Overview
Contents
Introduction
geWorkbench is an open-source bioinformatics platform that offers a comprehensive and extensible collection of tools for the management, analysis, visualization and annotation of biomedical data. Many kinds of analysis are supported - for microarrays, there are filtering and normalization, basic statistical analyses, clustering, network reverse engineering, as well as many common visualization tools. For sequence data there are routines such as BLAST, pattern detection, transcription factor mapping, and syntenic region analysis. Furthermore, genomic sequences around markers of interest found in microarray experiments can be easily retrieved and, for example, used for promoter/transcription factor analysis.
Specific types of data supported include:
- Microarray Gene Expression
- Affymetrix GCOS/MAS5
- Matrix format (geWorkbench)
- RMAExpress
- GenePix
 
- DNA and Protein Sequences
- FASTA
 
- Pathways
- BioCarta
 
- Patterns
- Regular Expressions
 
- Gene Ontology
- Networks
Most importantly, geWorkbench provides an environment which supports moving from one data type to another in a seamless fashion, e.g. from gene expression to sequences to patterns.

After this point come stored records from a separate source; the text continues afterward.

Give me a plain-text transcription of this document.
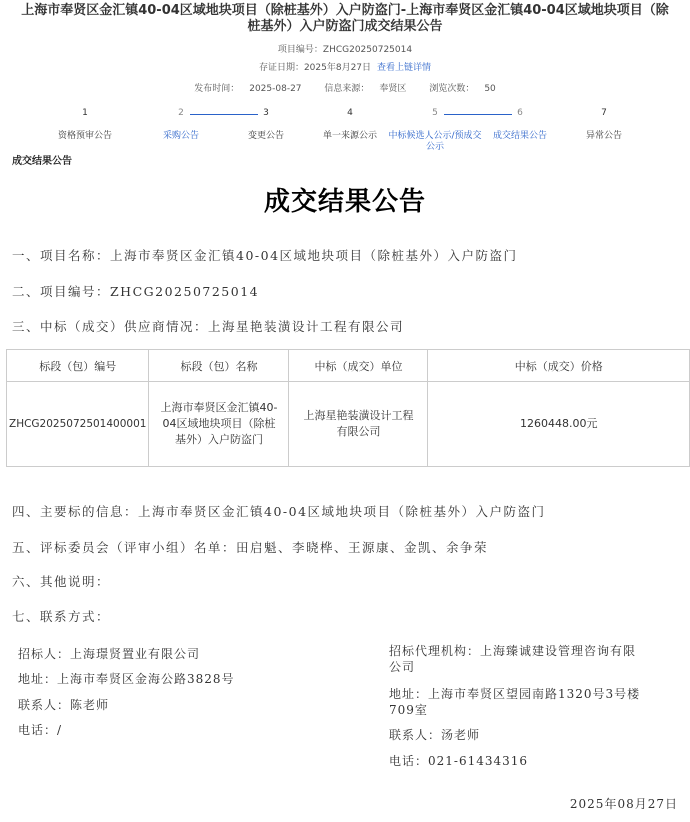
上海市奉贤区金汇镇40-04区域地块项目（除桩基外）入户防盗门-上海市奉贤区金汇镇40-04区域地块项目（除桩基外）入户防盗门成交结果公告
项目编号：ZHCG20250725014
存证日期：2025年8月27日 查看上链详情
发布时间： 2025-08-27	信息来源： 奉贤区	浏览次数： 50
1
资格预审公告
2
采购公告
3
变更公告
4
单一来源公示
5
中标候选人公示/预成交公示
6
成交结果公告
7
异常公告
成交结果公告
成交结果公告
一、项目名称：上海市奉贤区金汇镇40-04区域地块项目（除桩基外）入户防盗门
二、项目编号：ZHCG20250725014
三、中标（成交）供应商情况：上海星艳装潢设计工程有限公司
标段（包）编号	标段（包）名称	中标（成交）单位	中标（成交）价格
ZHCG2025072501400001	上海市奉贤区金汇镇40-04区域地块项目（除桩基外）入户防盗门	上海星艳装潢设计工程有限公司	1260448.00元
四、主要标的信息：上海市奉贤区金汇镇40-04区域地块项目（除桩基外）入户防盗门
五、评标委员会（评审小组）名单：田启魁、李晓桦、王源康、金凯、余争荣
六、其他说明：
七、联系方式：
招标人：上海璟贤置业有限公司
地址：上海市奉贤区金海公路3828号
联系人：陈老师
电话：/
招标代理机构：上海臻诚建设管理咨询有限
公司
地址：上海市奉贤区望园南路1320号3号楼
709室
联系人：汤老师
电话：021-61434316
2025年08月27日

Developing for geWorkbench
geWorkbench has been designed using a plug-in framework which allows new modules to be developed with relative ease. A repository will be maintained for community-developed modules. Developers can take advantage of all the existing capabilities for data management and visualization, and thus concentrate development efforts on the more important, novel aspects of their project.
geWorkbench as an interface to external data and computational resources
geWorkbench provides access to a variety of external data sources, including:
- Microarray gene expression repositories (caArray)

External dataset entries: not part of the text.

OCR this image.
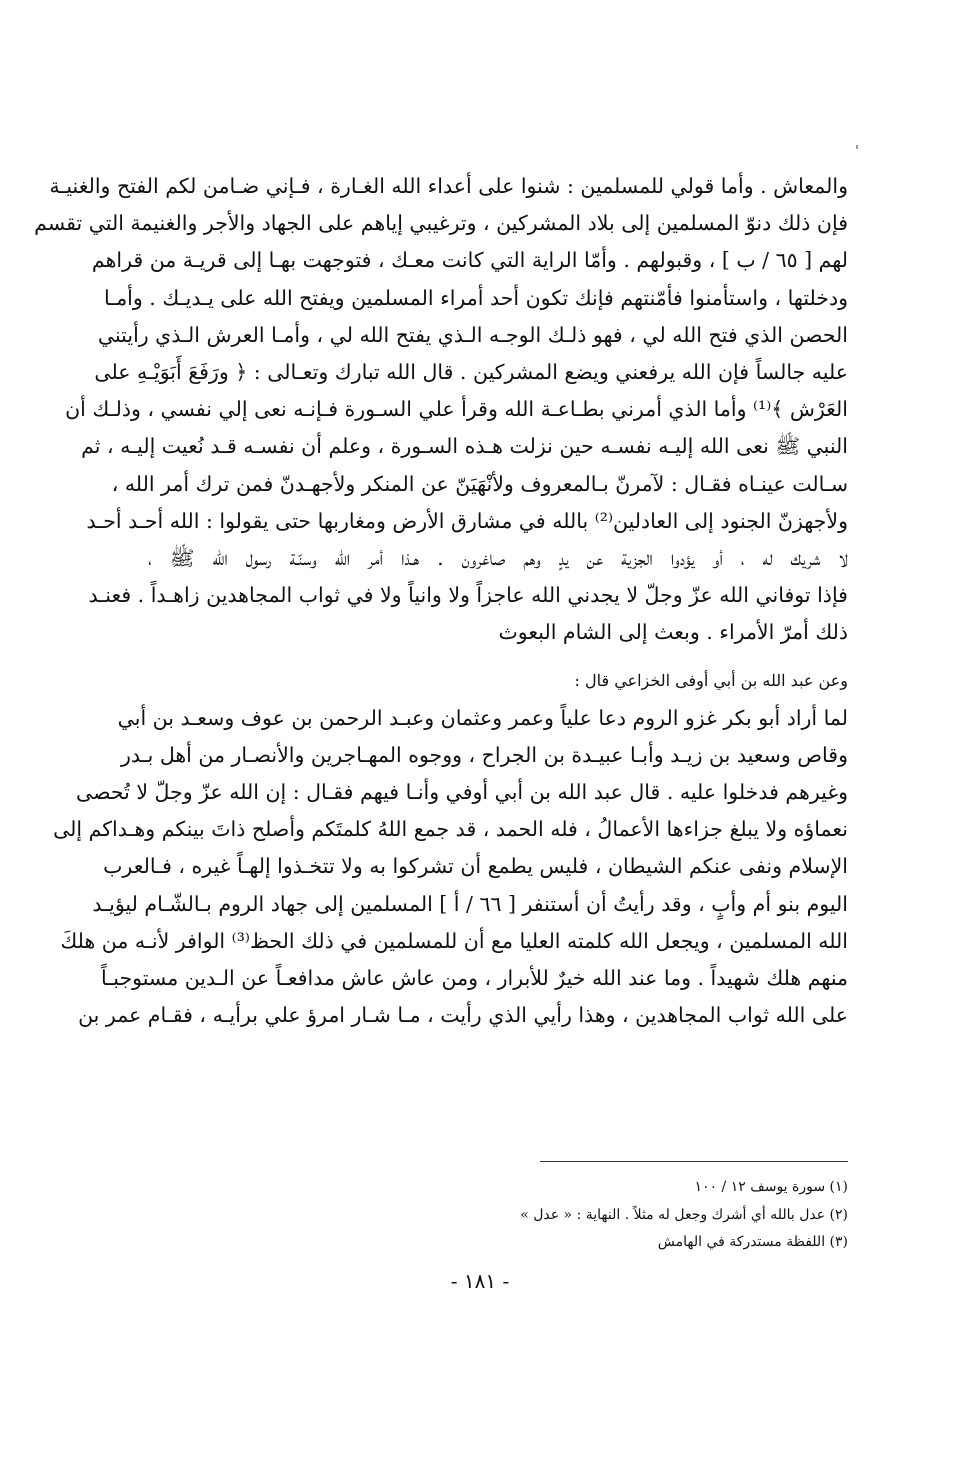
والمعاش . وأما قولي للمسلمين : شنوا على أعداء الله الغـارة ، فـإني ضـامن لكم الفتح والغنيـة
فإن ذلك دنوّ المسلمين إلى بلاد المشركين ، وترغيبي إياهم على الجهاد والأجر والغنيمة التي تقسم
لهم [ ٦٥ / ب ] ، وقبولهم . وأمّا الراية التي كانت معـك ، فتوجهت بهـا إلى قريـة من قراهم
ودخلتها ، واستأمنوا فأمّنتهم فإنك تكون أحد أمراء المسلمين ويفتح الله على يـديـك . وأمـا
الحصن الذي فتح الله لي ، فهو ذلـك الوجـه الـذي يفتح الله لي ، وأمـا العرش الـذي رأيتني
عليه جالساً فإن الله يرفعني ويضع المشركين . قال الله تبارك وتعـالى : ﴿ ورَفَعَ أَبَوَيْـهِ على
العَرْش ﴾⁽¹⁾ وأما الذي أمرني بطـاعـة الله وقرأ علي السـورة فـإنـه نعى إلي نفسي ، وذلـك أن
النبي ﷺ نعى الله إليـه نفسـه حين نزلت هـذه السـورة ، وعلم أن نفسـه قـد نُعيت إليـه ، ثم
سـالت عينـاه فقـال : لآمرنّ بـالمعروف ولأنْهَيَنّ عن المنكر ولأجهـدنّ فمن ترك أمر الله ،
ولأجهزنّ الجنود إلى العادلين⁽²⁾ بالله في مشارق الأرض ومغاربها حتى يقولوا : الله أحـد أحـد
لا شريك له ، أو يؤدوا الجزية عن يدٍ وهم صاغرون . هـذا أمر الله وسنّـة رسول الله ﷺ ،
فإذا توفاني الله عزّ وجلّ لا يجدني الله عاجزاً ولا وانياً ولا في ثواب المجاهدين زاهـداً . فعنـد
ذلك أمرّ الأمراء . وبعث إلى الشام البعوث

وعن عبد الله بن أبي أوفى الخزاعي قال :

لما أراد أبو بكر غزو الروم دعا علياً وعمر وعثمان وعبـد الرحمن بن عوف وسعـد بن أبي
وقاص وسعيد بن زيـد وأبـا عبيـدة بن الجراح ، ووجوه المهـاجرين والأنصـار من أهل بـدر
وغيرهم فدخلوا عليه . قال عبد الله بن أبي أوفي وأنـا فيهم فقـال : إن الله عزّ وجلّ لا تُحصى
نعماؤه ولا يبلغ جزاءها الأعمالُ ، فله الحمد ، قد جمع اللهُ كلمتَكم وأصلح ذاتَ بينكم وهـداكم إلى
الإسلام ونفى عنكم الشيطان ، فليس يطمع أن تشركوا به ولا تتخـذوا إلهـاً غيره ، فـالعرب
اليوم بنو أم وأبٍ ، وقد رأيتُ أن أستنفر [ ٦٦ / أ ] المسلمين إلى جهاد الروم بـالشّـام ليؤيـد
الله المسلمين ، ويجعل الله كلمته العليا مع أن للمسلمين في ذلك الحظ⁽³⁾ الوافر لأنـه من هلكَ
منهم هلك شهيداً . وما عند الله خيرٌ للأبرار ، ومن عاش عاش مدافعـاً عن الـدين مستوجبـاً
على الله ثواب المجاهدين ، وهذا رأيي الذي رأيت ، مـا شـار امرؤ علي برأيـه ، فقـام عمر بن

(١) سورة يوسف ١٢ / ١٠٠
(٢) عدل بالله أي أشرك وجعل له مثلاً . النهاية : « عدل »
(٣) اللفظة مستدركة في الهامش
- ١٨١ -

- Gene annotation pages (via CGAP)
- DNA sequence retrieval
- Pathway diagrams (BioCarta)
geWorkbench also provides a gateway to several computational services currently hosted on Columbia servers and clusters, including:
- BLAST
- Pattern Discovery
- Synteny
Basic Layout of the Graphical User Interface
The graphical user interface for geWorkbench is divided into four major sections, for
1. Projects - Data management (upper left)
2. Marker and Array/Phenotype set selection and management (lower left)

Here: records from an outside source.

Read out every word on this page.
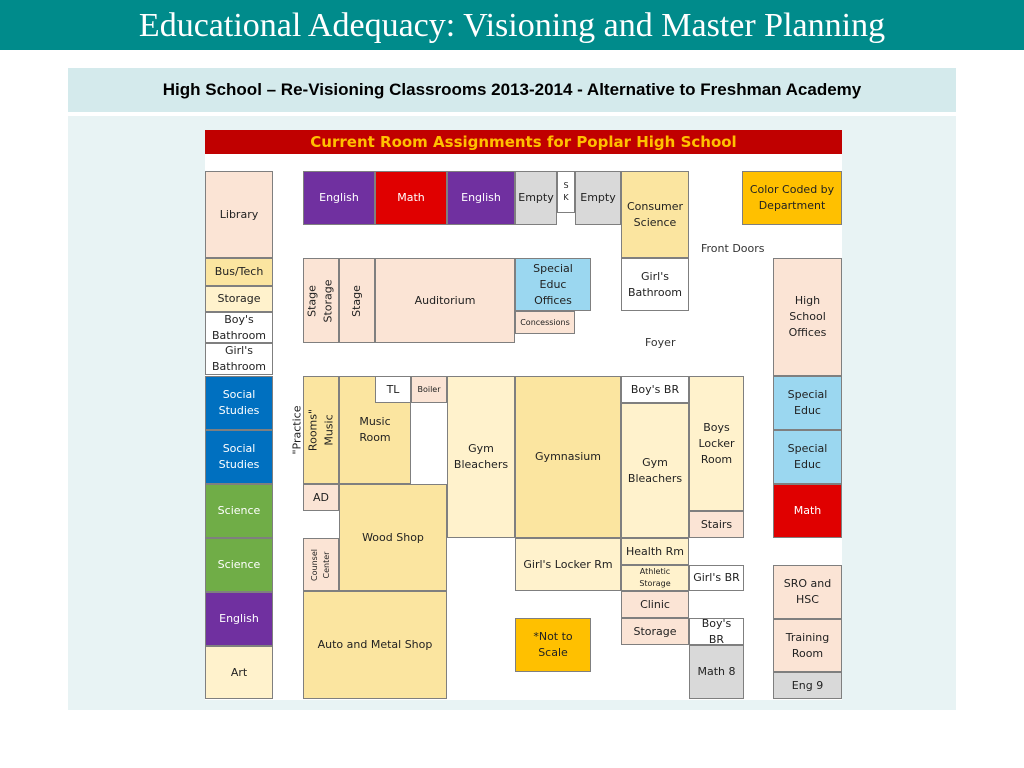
Educational Adequacy: Visioning and Master Planning
High School – Re-Visioning Classrooms 2013-2014 - Alternative to Freshman Academy
Current Room Assignments for Poplar High School
Front Doors
Foyer
Library
English	Math	English Empty
S K	Empty
Consumer Science
Color Coded by Department
Bus/Tech
Storage
Boy's Bathroom
Girl's Bathroom
Stage Storage Stage	Auditorium
Special Educ Offices
Concessions
Girl's Bathroom
High School Offices
Social Studies
Social Studies
"Practice Rooms" Music	Music Room
TL	Boiler
Gym Bleachers
Gymnasium
Boy's BR
Gym Bleachers
Boys Locker Room
Special Educ
Special Educ
AD
Science
Wood Shop
Math
Stairs
Science	Counsel Center	Girl's Locker Rm
Health Rm
Athletic Storage	Girl's BR	SRO and HSC
English
Clinic
Auto and Metal Shop
*Not to Scale
Storage
Boy's BR	Training Room
Art	Math 8
Eng 9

3. Visualization tools (upper right)
4. Analytical tools (lower right)
The Data Management area can hold one workspace, and a workspace in turn can hold one or more projects.  Projects can be used as wished to group different data sets.  Each opened data file or analysis result is stored in a project.  A workspace and all the data it contains can be saved and returned to later.
The GUI provides a menu bar at top with a standard choice of commands. Many commands that are available in the menu bar are also available by right-clicking on data objects.